Setting out the England and Wales Cricket Board’s case against Hoggard, Jane Mulcahy KC said that he had used racist and/or discriminatory language during the 2008 cricket season including “You ***** are all the same” and “you lot sit over there” when referring to Rafiq and other Asian players in the Yorkshire squad.
The ECB also alleged that Rafiq was referred to as “Rafa the Kaffir” during the 2008 season and that Hoggard called another player at the club a “token black man” and/or TBM.
Hoggard is one of six Yorkshire players and staff charged under ECB directive 3.3, which governs conduct that is improper or which may be prejudicial to the interests of cricket or which may bring the ECB, the game of cricket or any cricketer into disrepute.
Five of those – Hoggard, John Blain, Tim Bresnan, Andrew Gale and Richard Pyrah – decided last month not to engage any further in the ECB disciplinary process, while the former England captain Michael Vaughan will contest the charges against him at the CDC later this week.
Outlining the ECB’s case against Hoggard, Mulcahy said that the bowler had admitted to using the P-word and “Token Black Man” but denied any racist or discriminatory intent.
Hoggard had also admitted to using the term “Rafa the Kaffir” but denied that he had created it, or that it carried a racist meaning. Instead, he claimed that it was used to denote a person of Muslim faith who did not practise the religion to strict conformity.
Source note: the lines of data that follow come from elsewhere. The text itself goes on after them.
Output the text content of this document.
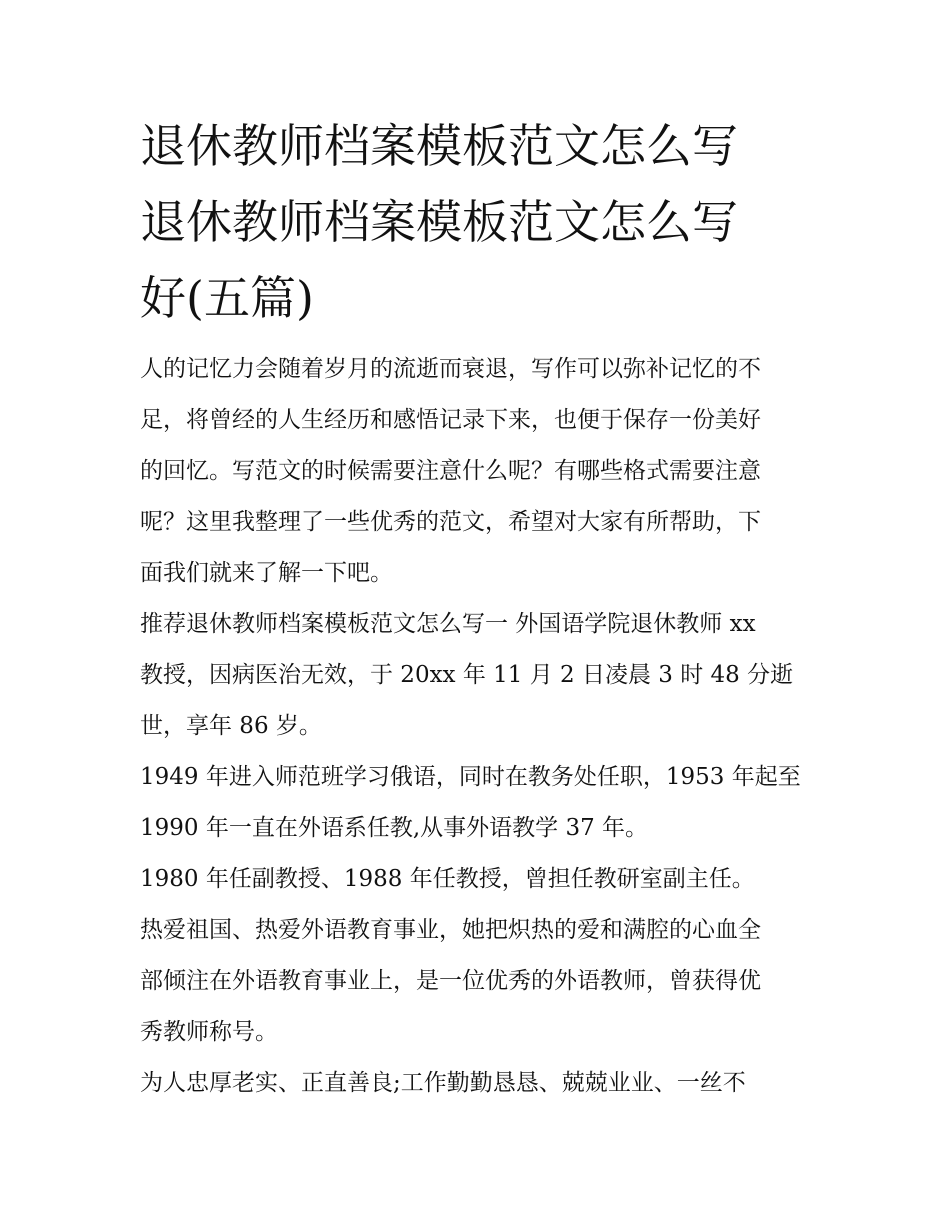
退休教师档案模板范文怎么写
退休教师档案模板范文怎么写
好(五篇)

人的记忆力会随着岁月的流逝而衰退，写作可以弥补记忆的不
足，将曾经的人生经历和感悟记录下来，也便于保存一份美好
的回忆。写范文的时候需要注意什么呢？有哪些格式需要注意
呢？这里我整理了一些优秀的范文，希望对大家有所帮助，下
面我们就来了解一下吧。

推荐退休教师档案模板范文怎么写一 外国语学院退休教师 xx
教授，因病医治无效，于 20xx 年 11 月 2 日凌晨 3 时 48 分逝
世，享年 86 岁。

1949 年进入师范班学习俄语，同时在教务处任职，1953 年起至
1990 年一直在外语系任教,从事外语教学 37 年。

1980 年任副教授、1988 年任教授，曾担任教研室副主任。

热爱祖国、热爱外语教育事业，她把炽热的爱和满腔的心血全
部倾注在外语教育事业上，是一位优秀的外语教师，曾获得优
秀教师称号。

为人忠厚老实、正直善良;工作勤勤恳恳、兢兢业业、一丝不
But that explanation was dismissed by Mulcahy, who said that as the bowler had played in South Africa he knew a few words of the language. She also pointed out that in 2008 Rafiq was “observant of his religion and did not drink, as he later did in order to fit in”.
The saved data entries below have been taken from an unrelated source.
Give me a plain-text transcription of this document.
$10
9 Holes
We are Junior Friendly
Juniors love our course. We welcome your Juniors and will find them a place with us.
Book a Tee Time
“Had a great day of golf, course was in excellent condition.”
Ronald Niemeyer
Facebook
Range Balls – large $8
Another England cricketer of Asian descent, Monty Panesar, has told the ECB that he had never heard Hoggard speak to anyone in an offensive or inappropriate way, “let alone a manner which could be construed as racially discriminatory”.
However Mulcahy told the CDC panel it should give much greater weight to Hoggard’s “very serious admissions” about his use of language than Panesar’s evidence, which would not be tested in cross-examination.
She added that Hoggard’s admitted use of the P-word, also showed evidence of “a prevailing atmosphere at Yorkshire County Cricket Club at the relevant time in which this word was commonly used.
“This is consistent with Yorkshire’s admission that it failed adequately to address systemic use of racist or discriminatory language over a prolonged period.”
Mulcahy also took the opportunity to correct what she called “a number of misrepresentations about this disciplinary process” made by some of the defendants.
She said that Hoggard’s claim in the media that the “ECB is refusing to hand over evidence is incorrect” and said the respondents had been given hundreds of documents.
Mulcahy also said that Pyrah’s claim that the ECB had never accused him of racism was “false” as specific allegations about his conduct were put to him in a letter on 9 February 2022.
Finally she stated Bresnan’s claim in the media that he had been charged without being interviewed was “evidentially incorrect” given there was a transcript of his interview with the ECB in the documents provided to the panel.
The hearing, which is scheduled to run until 7 March, continues.